Ma adesso, l’ex presidente – che «ha negato tutto » – rischia un processo che potrebbe divenire, almeno sul piano morale, quello di tutto un sistema di potere. Già ieri, il sismografo politico ha registrato solo sparuti sostegni d’ufficio fra la vecchia guardia neogollista, in mezzo alle prime frecciate astiose dei nemici, sullo sfondo di una Francia che ormai non può fare a meno di ripercorrere mentalmente il film sempre più controverso dell’era Sarkozy. Proprio il quinquennio 2007-2012 che potrebbe collassare, nel “romanzo nazionale”, sotto la montagna d’accuse contro l’ex presidente: il tentacolare sistema internazionale di complicità per drenare i finanziamenti occulti in contanti provenienti da Tripoli, i mercanti d’armi divenuti corrieri o mediatori delle operazioni, le strumentalizzazioni di apparati istituzionali, persino i misteriosi incidenti occorsi a personaggi e testimoni chiave nel vortice dell’inchiesta, cominciata dopo la pubblicazione sul sito giornalistico Mediapart di un primo verbale amministrativo libico che citava le megatangenti.

Sono tre i presunti reati alla base dell’iscrizione nel registro degli indagati: corruzione passiva, finanziamento occulto, ricettazione. Fra i due lunghi round d’interrogatorio, Sarkozy è tornato a casa nella notte: un privilegio già rifiutato a tanti altri nel timore di possibili inquinamenti di prove o altre interferenze. Ma sono ore infauste per l’ex astro politico ammirato dai conservatori di tutt’Europa. Lo stesso leader che si era fatto avanti per prendere il timone di tante decisioni continentali in mezzo alle bufere delle crisi finanziaria e del debito. Intanto, certi nemici del sarkozysme sono già tornati all’attacco. «Il mio pensiero va ai milioni di cittadini che hanno il diritto di sapere se il match era ad armi pari», ha esternato la finalista socialista perdente Ségolène Royal, via Twitter, riferendosi al fiume finanziario carsico: decine di milioni di euro, secondo alcuni ex esponenti del regime Gheddafi divenuti oggi temibili accusatori.
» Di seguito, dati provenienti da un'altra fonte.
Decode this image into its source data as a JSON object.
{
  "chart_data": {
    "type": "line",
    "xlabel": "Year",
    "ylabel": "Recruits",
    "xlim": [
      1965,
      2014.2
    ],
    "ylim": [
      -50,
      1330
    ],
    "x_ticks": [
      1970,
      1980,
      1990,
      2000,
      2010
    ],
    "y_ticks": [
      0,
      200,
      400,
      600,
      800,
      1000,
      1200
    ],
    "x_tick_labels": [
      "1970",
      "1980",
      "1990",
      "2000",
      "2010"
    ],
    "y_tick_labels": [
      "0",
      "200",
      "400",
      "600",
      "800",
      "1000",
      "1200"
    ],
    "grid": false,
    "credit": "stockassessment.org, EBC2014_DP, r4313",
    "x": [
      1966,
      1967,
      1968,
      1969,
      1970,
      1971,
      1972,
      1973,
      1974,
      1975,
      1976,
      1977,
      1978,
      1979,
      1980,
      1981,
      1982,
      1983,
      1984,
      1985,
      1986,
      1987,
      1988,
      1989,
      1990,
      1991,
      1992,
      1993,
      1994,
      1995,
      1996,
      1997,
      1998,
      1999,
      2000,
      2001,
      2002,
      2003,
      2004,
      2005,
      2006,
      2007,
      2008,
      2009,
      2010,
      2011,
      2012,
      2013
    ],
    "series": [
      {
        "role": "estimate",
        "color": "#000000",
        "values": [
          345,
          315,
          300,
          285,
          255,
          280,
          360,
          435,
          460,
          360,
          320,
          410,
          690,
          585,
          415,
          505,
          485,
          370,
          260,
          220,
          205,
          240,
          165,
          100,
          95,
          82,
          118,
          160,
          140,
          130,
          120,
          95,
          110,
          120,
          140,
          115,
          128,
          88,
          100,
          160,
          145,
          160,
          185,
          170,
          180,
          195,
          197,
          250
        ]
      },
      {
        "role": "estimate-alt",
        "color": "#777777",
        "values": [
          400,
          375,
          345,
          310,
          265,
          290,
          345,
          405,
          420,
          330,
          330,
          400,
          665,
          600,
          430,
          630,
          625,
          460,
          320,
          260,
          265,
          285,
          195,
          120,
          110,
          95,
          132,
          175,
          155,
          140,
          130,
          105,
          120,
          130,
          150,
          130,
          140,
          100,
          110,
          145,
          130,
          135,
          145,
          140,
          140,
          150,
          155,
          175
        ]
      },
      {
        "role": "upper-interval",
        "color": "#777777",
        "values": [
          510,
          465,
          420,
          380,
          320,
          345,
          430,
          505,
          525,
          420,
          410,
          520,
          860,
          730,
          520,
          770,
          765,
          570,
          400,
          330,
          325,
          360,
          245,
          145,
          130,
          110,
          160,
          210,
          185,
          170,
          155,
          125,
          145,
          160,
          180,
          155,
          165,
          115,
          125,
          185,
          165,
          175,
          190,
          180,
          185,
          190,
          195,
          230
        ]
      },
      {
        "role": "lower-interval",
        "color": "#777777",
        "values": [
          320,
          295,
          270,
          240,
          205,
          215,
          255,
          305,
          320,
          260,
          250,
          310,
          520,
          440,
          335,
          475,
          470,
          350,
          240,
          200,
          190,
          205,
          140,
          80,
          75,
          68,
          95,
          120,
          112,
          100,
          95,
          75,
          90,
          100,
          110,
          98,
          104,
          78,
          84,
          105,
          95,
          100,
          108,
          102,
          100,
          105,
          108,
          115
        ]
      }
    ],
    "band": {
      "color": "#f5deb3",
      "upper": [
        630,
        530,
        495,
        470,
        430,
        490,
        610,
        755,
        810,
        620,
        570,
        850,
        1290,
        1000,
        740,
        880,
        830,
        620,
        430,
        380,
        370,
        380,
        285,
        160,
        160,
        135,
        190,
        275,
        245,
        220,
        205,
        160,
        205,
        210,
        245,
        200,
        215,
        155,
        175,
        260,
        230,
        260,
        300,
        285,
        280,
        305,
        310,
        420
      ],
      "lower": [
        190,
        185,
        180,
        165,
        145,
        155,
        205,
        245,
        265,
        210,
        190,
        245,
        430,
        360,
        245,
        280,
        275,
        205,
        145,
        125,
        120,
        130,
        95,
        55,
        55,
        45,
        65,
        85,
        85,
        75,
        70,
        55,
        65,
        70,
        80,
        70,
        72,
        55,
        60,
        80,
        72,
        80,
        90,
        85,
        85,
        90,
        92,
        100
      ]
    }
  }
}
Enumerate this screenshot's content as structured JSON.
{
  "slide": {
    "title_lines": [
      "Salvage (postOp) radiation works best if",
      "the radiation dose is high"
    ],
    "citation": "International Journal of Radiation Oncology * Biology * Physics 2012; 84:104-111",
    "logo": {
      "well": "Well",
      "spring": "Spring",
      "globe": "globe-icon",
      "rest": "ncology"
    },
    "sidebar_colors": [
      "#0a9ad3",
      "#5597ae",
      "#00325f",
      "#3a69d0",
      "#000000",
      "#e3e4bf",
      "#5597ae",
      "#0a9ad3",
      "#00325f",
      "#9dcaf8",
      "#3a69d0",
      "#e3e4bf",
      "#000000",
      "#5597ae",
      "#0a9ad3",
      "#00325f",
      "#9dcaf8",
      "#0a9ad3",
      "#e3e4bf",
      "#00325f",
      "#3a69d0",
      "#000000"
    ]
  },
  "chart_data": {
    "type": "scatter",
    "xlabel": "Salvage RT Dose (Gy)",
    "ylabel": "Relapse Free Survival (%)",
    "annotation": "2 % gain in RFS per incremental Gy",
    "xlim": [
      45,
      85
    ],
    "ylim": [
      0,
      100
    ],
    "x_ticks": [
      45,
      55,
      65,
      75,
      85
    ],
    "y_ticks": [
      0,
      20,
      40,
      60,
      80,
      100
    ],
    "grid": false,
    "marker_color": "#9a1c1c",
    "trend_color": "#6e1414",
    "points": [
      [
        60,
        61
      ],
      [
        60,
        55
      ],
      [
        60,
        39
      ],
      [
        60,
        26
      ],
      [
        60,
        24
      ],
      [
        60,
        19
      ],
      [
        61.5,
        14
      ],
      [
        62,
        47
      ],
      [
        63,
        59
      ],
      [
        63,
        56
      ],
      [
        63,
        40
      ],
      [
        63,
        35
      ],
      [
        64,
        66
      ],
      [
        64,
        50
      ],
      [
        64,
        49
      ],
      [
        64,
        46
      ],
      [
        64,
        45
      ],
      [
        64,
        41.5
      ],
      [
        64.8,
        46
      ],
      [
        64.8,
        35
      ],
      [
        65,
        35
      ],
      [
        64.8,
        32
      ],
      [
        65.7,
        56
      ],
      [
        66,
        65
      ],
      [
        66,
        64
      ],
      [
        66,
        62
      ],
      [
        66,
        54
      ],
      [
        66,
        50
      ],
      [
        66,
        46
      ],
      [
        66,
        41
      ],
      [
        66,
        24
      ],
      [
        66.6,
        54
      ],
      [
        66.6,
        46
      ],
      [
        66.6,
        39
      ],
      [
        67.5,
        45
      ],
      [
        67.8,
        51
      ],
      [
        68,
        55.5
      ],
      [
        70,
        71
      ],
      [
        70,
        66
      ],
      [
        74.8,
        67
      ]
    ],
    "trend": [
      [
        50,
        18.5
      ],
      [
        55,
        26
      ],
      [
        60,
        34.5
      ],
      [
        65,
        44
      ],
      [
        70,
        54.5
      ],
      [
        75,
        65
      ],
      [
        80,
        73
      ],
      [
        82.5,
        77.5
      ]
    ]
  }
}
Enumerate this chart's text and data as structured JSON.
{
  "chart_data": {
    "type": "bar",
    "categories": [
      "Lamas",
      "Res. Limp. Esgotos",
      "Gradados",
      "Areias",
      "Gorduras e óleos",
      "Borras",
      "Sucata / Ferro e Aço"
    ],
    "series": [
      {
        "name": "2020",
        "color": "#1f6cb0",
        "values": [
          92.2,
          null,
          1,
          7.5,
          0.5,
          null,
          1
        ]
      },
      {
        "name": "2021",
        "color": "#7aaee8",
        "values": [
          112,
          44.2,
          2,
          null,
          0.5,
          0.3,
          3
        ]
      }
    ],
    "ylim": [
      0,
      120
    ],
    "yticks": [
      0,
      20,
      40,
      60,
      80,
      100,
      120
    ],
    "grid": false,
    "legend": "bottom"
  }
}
L’ultranazionalista Marine Le Pen ha invece evocato un altro interrogativo scottante: i reali moventi dell’offensiva militare in Libia a forte trazione transalpina che nel 2011 ha condotto alla fine del regime Gheddafi, in precedenza ’sdoganato’ in Occidente proprio dall’Eliseo. Per l’ex “presidente bling bling”, un tempo incurante di mostrarsi a bordo dei panfili di potenti amici finanzieri, il sipario potrebbe chiudersi su un naufragio.